The task
There is a data set consisting of pairs of positive integers. It is necessary to select exactly one number from each pair so that the sum of all the selected numbers is not divisible by 3 and at the same time is as large as possible. It is guaranteed that the sum can be obtained. The program must print one number - the maximum possible sum, corresponding to the conditions of the problem.
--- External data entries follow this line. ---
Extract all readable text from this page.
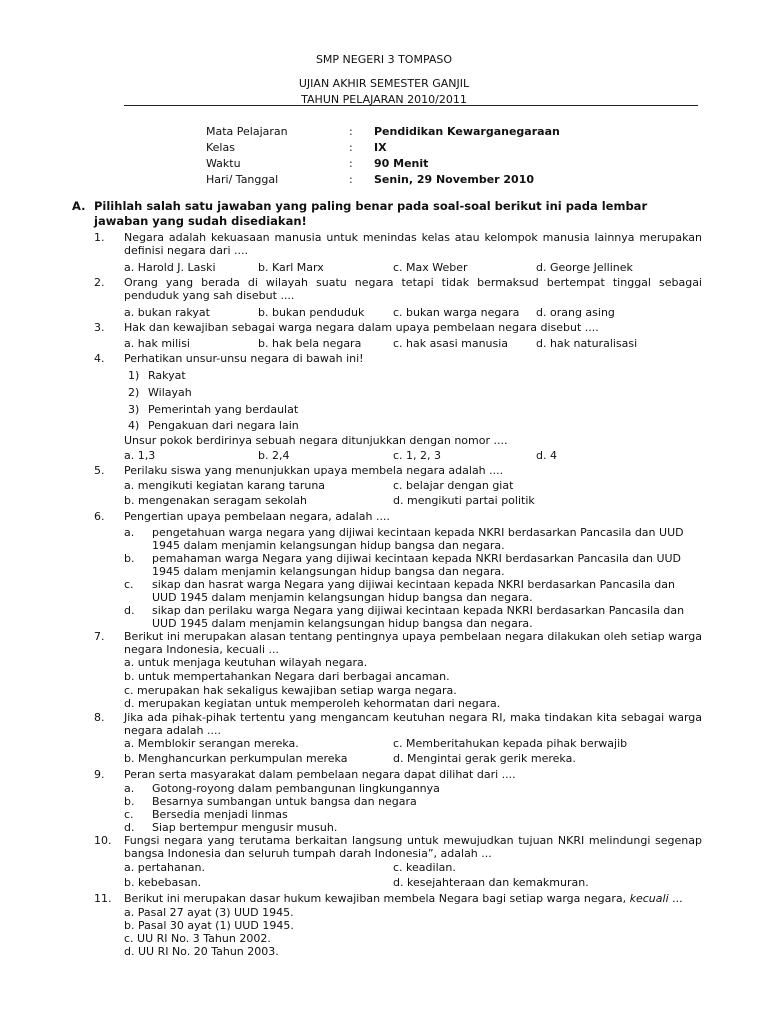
SMP NEGERI 3 TOMPASO
UJIAN AKHIR SEMESTER GANJIL
TAHUN PELAJARAN 2010/2011
Mata Pelajaran	: Pendidikan Kewarganegaraan
Kelas	: IX
Waktu	: 90 Menit
Hari/ Tanggal	: Senin, 29 November 2010
A. Pilihlah salah satu jawaban yang paling benar pada soal-soal berikut ini pada lembar jawaban yang sudah disediakan!
1. Negara adalah kekuasaan manusia untuk menindas kelas atau kelompok manusia lainnya merupakan definisi negara dari ....
a. Harold J. Laski	b. Karl Marx	c. Max Weber	d. George Jellinek
2. Orang yang berada di wilayah suatu negara tetapi tidak bermaksud bertempat tinggal sebagai penduduk yang sah disebut ....
a. bukan rakyat	b. bukan penduduk	c. bukan warga negara d. orang asing
3. Hak dan kewajiban sebagai warga negara dalam upaya pembelaan negara disebut ....
a. hak milisi	b. hak bela negara	c. hak asasi manusia	d. hak naturalisasi
4. Perhatikan unsur-unsu negara di bawah ini!
1) Rakyat
2) Wilayah
3) Pemerintah yang berdaulat
4) Pengakuan dari negara lain
Unsur pokok berdirinya sebuah negara ditunjukkan dengan nomor ....
a. 1,3	b. 2,4	c. 1, 2, 3	d. 4
5. Perilaku siswa yang menunjukkan upaya membela negara adalah ....
a. mengikuti kegiatan karang taruna	c. belajar dengan giat
b. mengenakan seragam sekolah	d. mengikuti partai politik
6. Pengertian upaya pembelaan negara, adalah ....
a. pengetahuan warga negara yang dijiwai kecintaan kepada NKRI berdasarkan Pancasila dan UUD 1945 dalam menjamin kelangsungan hidup bangsa dan negara.
b. pemahaman warga Negara yang dijiwai kecintaan kepada NKRI berdasarkan Pancasila dan UUD 1945 dalam menjamin kelangsungan hidup bangsa dan negara.
c. sikap dan hasrat warga Negara yang dijiwai kecintaan kepada NKRI berdasarkan Pancasila dan UUD 1945 dalam menjamin kelangsungan hidup bangsa dan negara.
d. sikap dan perilaku warga Negara yang dijiwai kecintaan kepada NKRI berdasarkan Pancasila dan UUD 1945 dalam menjamin kelangsungan hidup bangsa dan negara.
7. Berikut ini merupakan alasan tentang pentingnya upaya pembelaan negara dilakukan oleh setiap warga negara Indonesia, kecuali ...
a. untuk menjaga keutuhan wilayah negara.
b. untuk mempertahankan Negara dari berbagai ancaman.
c. merupakan hak sekaligus kewajiban setiap warga negara.
d. merupakan kegiatan untuk memperoleh kehormatan dari negara.
8. Jika ada pihak-pihak tertentu yang mengancam keutuhan negara RI, maka tindakan kita sebagai warga negara adalah ....
a. Memblokir serangan mereka.	c. Memberitahukan kepada pihak berwajib
b. Menghancurkan perkumpulan mereka	d. Mengintai gerak gerik mereka.
9. Peran serta masyarakat dalam pembelaan negara dapat dilihat dari ....
a. Gotong-royong dalam pembangunan lingkungannya
b. Besarnya sumbangan untuk bangsa dan negara
c. Bersedia menjadi linmas
d. Siap bertempur mengusir musuh.
10. Fungsi negara yang terutama berkaitan langsung untuk mewujudkan tujuan NKRI melindungi segenap bangsa Indonesia dan seluruh tumpah darah Indonesia”, adalah ...
a. pertahanan.	c. keadilan.
b. kebebasan.	d. kesejahteraan dan kemakmuran.
11. Berikut ini merupakan dasar hukum kewajiban membela Negara bagi setiap warga negara, kecuali ...
a. Pasal 27 ayat (3) UUD 1945.
b. Pasal 30 ayat (1) UUD 1945.
c. UU RI No. 3 Tahun 2002.
d. UU RI No. 20 Tahun 2003.
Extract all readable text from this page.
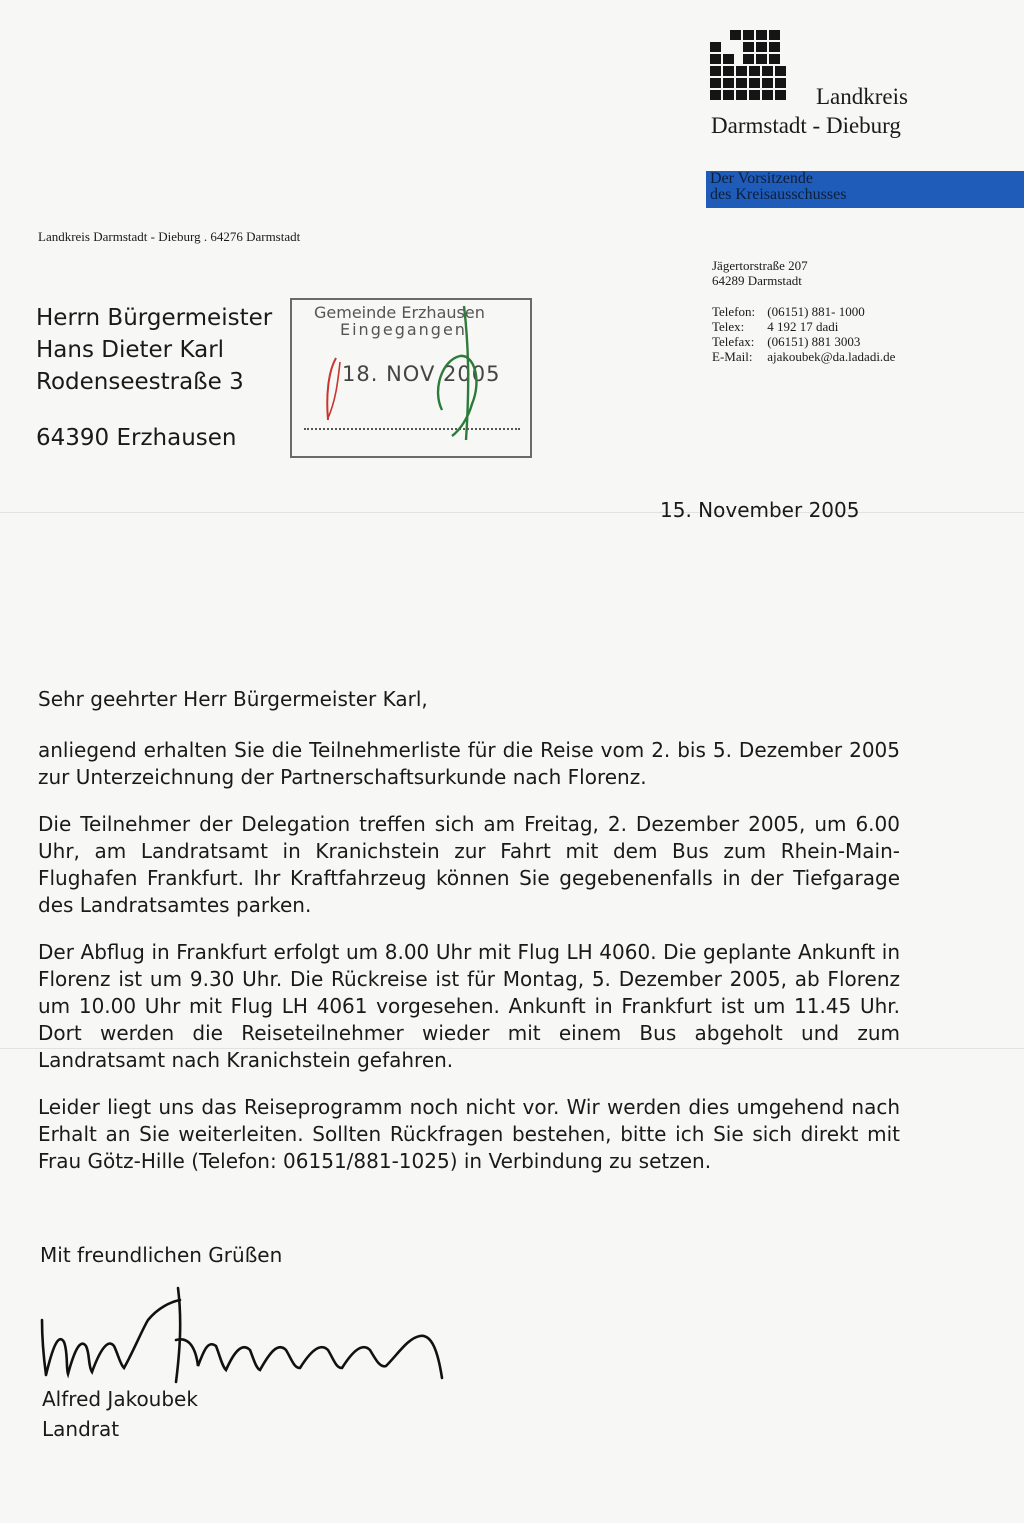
Landkreis
Darmstadt - Dieburg
Der Vorsitzende
des Kreisausschusses
Landkreis Darmstadt - Dieburg . 64276 Darmstadt
Jägertorstraße 207
64289 Darmstadt
Telefon: (06151) 881- 1000
Telex: 4 192 17 dadi
Telefax: (06151) 881 3003
E-Mail: ajakoubek@da.ladadi.de
Herrn Bürgermeister
Hans Dieter Karl
Rodenseestraße 3
64390 Erzhausen
Gemeinde Erzhausen
Eingegangen
18. NOV 2005
15. November 2005

Sehr geehrter Herr Bürgermeister Karl,

anliegend erhalten Sie die Teilnehmerliste für die Reise vom 2. bis 5. Dezember 2005 zur Unterzeichnung der Partnerschaftsurkunde nach Florenz.

Die Teilnehmer der Delegation treffen sich am Freitag, 2. Dezember 2005, um 6.00 Uhr, am Landratsamt in Kranichstein zur Fahrt mit dem Bus zum Rhein-Main-Flughafen Frankfurt. Ihr Kraftfahrzeug können Sie gegebenenfalls in der Tiefgarage des Landratsamtes parken.

Der Abflug in Frankfurt erfolgt um 8.00 Uhr mit Flug LH 4060. Die geplante Ankunft in Florenz ist um 9.30 Uhr. Die Rückreise ist für Montag, 5. Dezember 2005, ab Florenz um 10.00 Uhr mit Flug LH 4061 vorgesehen. Ankunft in Frankfurt ist um 11.45 Uhr. Dort werden die Reiseteilnehmer wieder mit einem Bus abgeholt und zum Landratsamt nach Kranichstein gefahren.

Leider liegt uns das Reiseprogramm noch nicht vor. Wir werden dies umgehend nach Erhalt an Sie weiterleiten. Sollten Rückfragen bestehen, bitte ich Sie sich direkt mit Frau Götz-Hille (Telefon: 06151/881-1025) in Verbindung zu setzen.

Mit freundlichen Grüßen
Alfred Jakoubek
Landrat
Two input files (file A and file B) are given, each of which contains in the first line the number of pairs N (1 ≤ N ≤ 100000). Each of the following N lines contains two natural numbers not exceeding 10 000.
Solution:
Successively reading the data from the file, we will add the maximum number in the pair to the sum. Also note that if the resulting sum of the maximum numbers in all pairs is a multiple of three, it will be enough to subtract the minimum difference between any two numbers from this sum. For this purpose, when reading pairs, in addition to the maximum number in each pair, we will look for the minimum difference among the pairs that is not divisible by three.
Question:
What is the basis for this statement below? Maybe some math fact or something. If so, what is the name for it so I can read more about it?
...if the resulting sum of the maximum numbers in all pairs is a multiple of three, it will be enough to subtract the minimum difference between any two numbers from this sum. For this purpose, when reading pairs, in addition to the maximum number in each pair, we will look for the minimum difference among the pairs that is not divisible by three.
We add the maximum of each pair and are guaranteed to get the maximum sum. If this is not divisible by three then we are done. If so, we want to subtract the smallest value possible to get the largest non-multiple of three. If we take the minimum difference that is not a multiple of three then we reduce the sum by the smallest value possible by replacing the original from this pair by the smaller of the two.
For example, suppose we have $$(10,5)\text{ difference of $5$}\\(11,4)\text{ difference of 7}\\(9,6)\text{ difference of 3}$$
We would take $10$, $11$ and $9$ to get a maximum sum of $30$. This is a multiple of three so we must replace one of the numbers. The smallest difference is $3$ but we cannot use that because replacing $9$ by $6$ would make the sum $27$ which is also a multiple of $3$. Instead, we replace $10$ by $5$ which reduces the sum by $5$ to give us $25$ which is the largest sum we can get that is not a multiple of $3$.